Anonymous More than 1 year ago
In Death has been one of my favorite reads. Certainly best prolonged series ever. But maybe it's time for it to end. Connections to characters outside of Eve, Roarke and Peabody are slipping away. This series was made by Its magnificent characterizations, and there is little of it left. Even Summerset takes a leave. Galahad is now just a fat cat. Where is Nixie or Jamie, are they ever coming back? Where is real interaction among Feeney, Mavis & Leonardo, Witney, Nadine, Caro, Charles & Louise, Tibble, Morris, Harvo, DeWinter... or even Dickhead Berenski or Trina, etc, etc. Roarke's Irish relatives. Why aren't Peabody and McNab married yet? How about some Baxter & Trueheart action? Why can't Eve be a captain and still go out on cases, Feeney does. And "Hello!" why the hell can't Eve have a baby? The potential for real character development would be amazing! There are lots of slash/maim/rape/torture books out there, in this series there is still the potential for so much more.
Anonymous More than 1 year ago
Love Eve & Roarke?
Anonymous More than 1 year ago
She never disappoints. Was happy to see all of my favorite people in this book.
Anonymous More than 1 year ago
Thanks again, J.D. Robb.
Anonymous More than 1 year ago
Emotional and twisted, touching and full of love. As usual, a very good read!

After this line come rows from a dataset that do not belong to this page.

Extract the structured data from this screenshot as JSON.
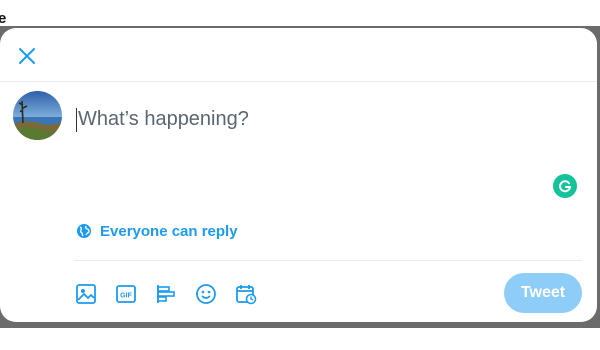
{
  "background": {
    "partial_text": "e"
  },
  "compose": {
    "close_icon": "close-icon",
    "placeholder": "What’s happening?",
    "reply_setting": {
      "icon": "globe-icon",
      "label": "Everyone can reply"
    },
    "toolbar": [
      {
        "name": "media-icon"
      },
      {
        "name": "gif-icon",
        "label": "GIF"
      },
      {
        "name": "poll-icon"
      },
      {
        "name": "emoji-icon"
      },
      {
        "name": "schedule-icon"
      }
    ],
    "submit_label": "Tweet",
    "accent_color": "#1d9bf0",
    "submit_disabled_color": "#8ecdf8",
    "grammarly_color": "#15c39a"
  }
}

Anonymous More than 1 year ago
Anonymous More than 1 year ago
Best one in a while.... Love Dallas and Roarke. Good, gripping storyline and characters.
Anonymous More than 1 year ago
JD Robb delivers another page turner. Could not put down the book. Read straight through the night until I finished the book.

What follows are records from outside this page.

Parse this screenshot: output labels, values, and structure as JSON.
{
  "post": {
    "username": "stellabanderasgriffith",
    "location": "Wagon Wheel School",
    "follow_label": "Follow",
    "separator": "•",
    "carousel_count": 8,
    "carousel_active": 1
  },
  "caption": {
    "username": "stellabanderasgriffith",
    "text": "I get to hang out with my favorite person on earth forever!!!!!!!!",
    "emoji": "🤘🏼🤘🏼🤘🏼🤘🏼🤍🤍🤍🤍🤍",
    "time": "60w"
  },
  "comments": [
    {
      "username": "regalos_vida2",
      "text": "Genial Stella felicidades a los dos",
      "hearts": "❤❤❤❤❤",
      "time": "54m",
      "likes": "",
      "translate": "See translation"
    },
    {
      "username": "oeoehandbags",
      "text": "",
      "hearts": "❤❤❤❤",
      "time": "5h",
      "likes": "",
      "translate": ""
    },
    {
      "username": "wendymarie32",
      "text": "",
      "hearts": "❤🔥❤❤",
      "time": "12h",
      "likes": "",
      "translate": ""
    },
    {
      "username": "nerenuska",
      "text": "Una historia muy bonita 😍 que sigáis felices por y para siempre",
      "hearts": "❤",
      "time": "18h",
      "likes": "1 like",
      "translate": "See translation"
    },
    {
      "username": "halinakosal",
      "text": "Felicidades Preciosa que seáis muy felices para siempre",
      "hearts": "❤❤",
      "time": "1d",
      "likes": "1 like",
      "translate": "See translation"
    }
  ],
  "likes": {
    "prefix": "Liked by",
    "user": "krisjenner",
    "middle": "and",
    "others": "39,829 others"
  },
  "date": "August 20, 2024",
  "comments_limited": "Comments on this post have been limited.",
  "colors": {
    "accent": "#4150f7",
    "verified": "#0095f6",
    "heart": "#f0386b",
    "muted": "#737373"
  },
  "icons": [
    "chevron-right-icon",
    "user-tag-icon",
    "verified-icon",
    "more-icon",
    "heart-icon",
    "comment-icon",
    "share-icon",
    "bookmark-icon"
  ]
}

Anonymous More than 1 year ago
I can harldy wait until February for the next in Death book!
Anonymous More than 1 year ago
Can't wait for the next book !
neilmak 16 days ago
A cracking, hard-to-put-down read. A text book example of first class thriller writing, where the reader is drawn in and kept captivated by the fast pace of the story. A minor quibble is that the author is not fully conversant with her weaponry: she writes of adjusting the aim of a laser rifle to allow for wind. Not so. A laser is a beam of monochromatic light and as such is not affected by wind. Allowing for windage only applies to the conventional sniper rifle which has a physical bullet...
Anonymous 5 months ago
Love all of Robb's books. Can't be beat.